In “The Abacus and the Cross” we learn of the public progress of Gerbert, the great scholar and tutor and adviser to emperors. The most sought-after schoolmaster of his day, he headed
the cathedral school at Reims, the most important church in France, from 972 to 989. He rose to the top at a time when kings and emperors sought to ornament their courts with learned men of science and with as many books as could be assembled. What we think we know of tenth-century Europe is largely just wrong. Muslims occupying the Iberian Peninsula had established Cordoba, the continent’s greatest city, with its largest library, from which it freely spread the most advanced mathematics and science knowledge of the age. In 2001, scholars uncovered an actual abacus board attributed to Gerbert, and it contains all the Arabic numerals and their equivalent Roman numerals. The abacus’s construction and use, and the use of Arabic numerals, Gerbert learned from Muslims while in Spain. Thus can historians trace and credit the introduction to Europe of Arabic counting to Gerbert, the philosopher-pope. What other enlightening things can we take away from this wonderful, engaging book?

Author Nancy Marie Brown teaches us many lessons that apply equally today as they did a thousand years ago: in politics, trust no one; be temperate in speech and writing, because you never know when you might need to turn to someone for help; you can’t do anything about your legacy once you’re gone. Gerbert had big, big dreams for the Holy Roman Empire of the time, but he and his emperor friend, Otto III, died before they could be realized. What the Saracens and Europeans then perpetrated against each other forms the great tragedy of this story.

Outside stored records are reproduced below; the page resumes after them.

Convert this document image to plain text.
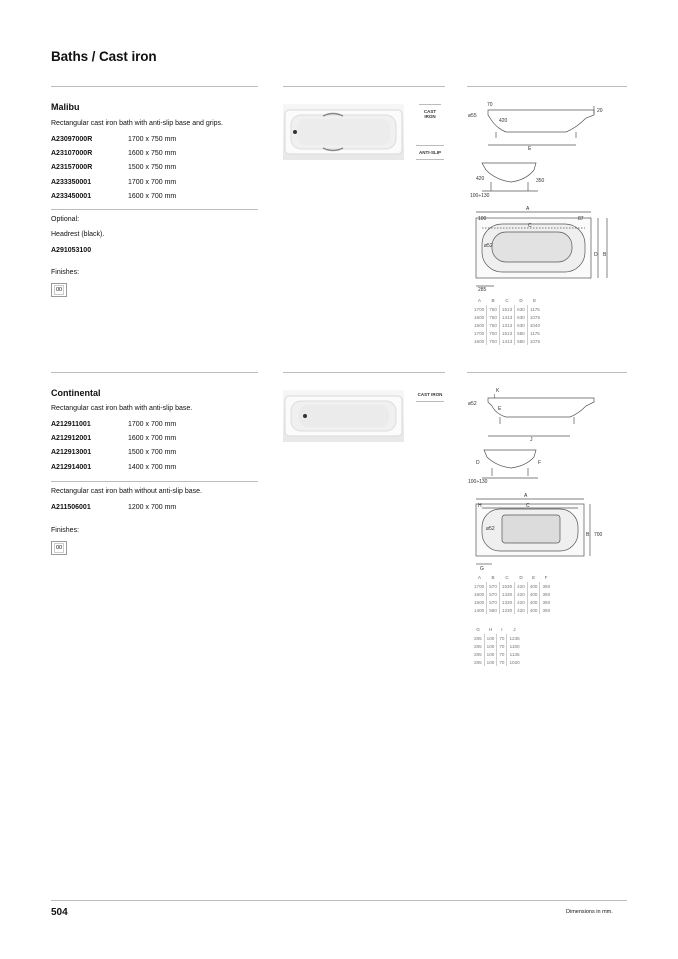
Baths / Cast iron
Malibu
Rectangular cast iron bath with anti-slip base and grips.
A23097000R	1700 x 750 mm
A23107000R	1600 x 750 mm
A23157000R	1500 x 750 mm
A233350001	1700 x 700 mm
A233450001	1600 x 700 mm
Optional:
Headrest (black).
A291053100
Finishes:
00
CAST IRON
ANTI-SLIP
70
20
ø55
420
E
420	350
100÷130
A
100	87
C
ø52
D B
285
A	B	C	D	E
1700	750	1513	630	1175
1600	750	1413	630	1075
1500	750	1313	630	1040
1700	700	1513	580	1175
1600	700	1413	580	1075
Continental
Rectangular cast iron bath with anti-slip base.
A212911001	1700 x 700 mm
A212912001	1600 x 700 mm
A212913001	1500 x 700 mm
A212914001	1400 x 700 mm
Rectangular cast iron bath without anti-slip base.
A211506001	1200 x 700 mm
Finishes:
00
CAST IRON
K
ø52
E
I
J
D	F
100÷130
A
H	C
ø52
B 700
G
A	B	C	D	E	F
1700	570	1530	420	400	350
1600	570	1430	420	400	350
1500	570	1330	420	400	350
1400	560	1230	420	400	350
G	H	I	J
285	100	70	1235
285	100	70	1180
285	100	70	1135
285	100	70	1020
504	Dimensions in mm.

This highly readable book brims over with eye-opening anecdotes, focusing on the story of Gerbert, never more in his element nor happy as when pursuing his scientific studies. Here the scholarly and scientific issues of the time come alive; they live and breathe in Ms. Brown’s deft and comfortable treatment. No dry tome, this. Pick it up and enjoy it, and peer into a far-off realm and time. Highly recommended.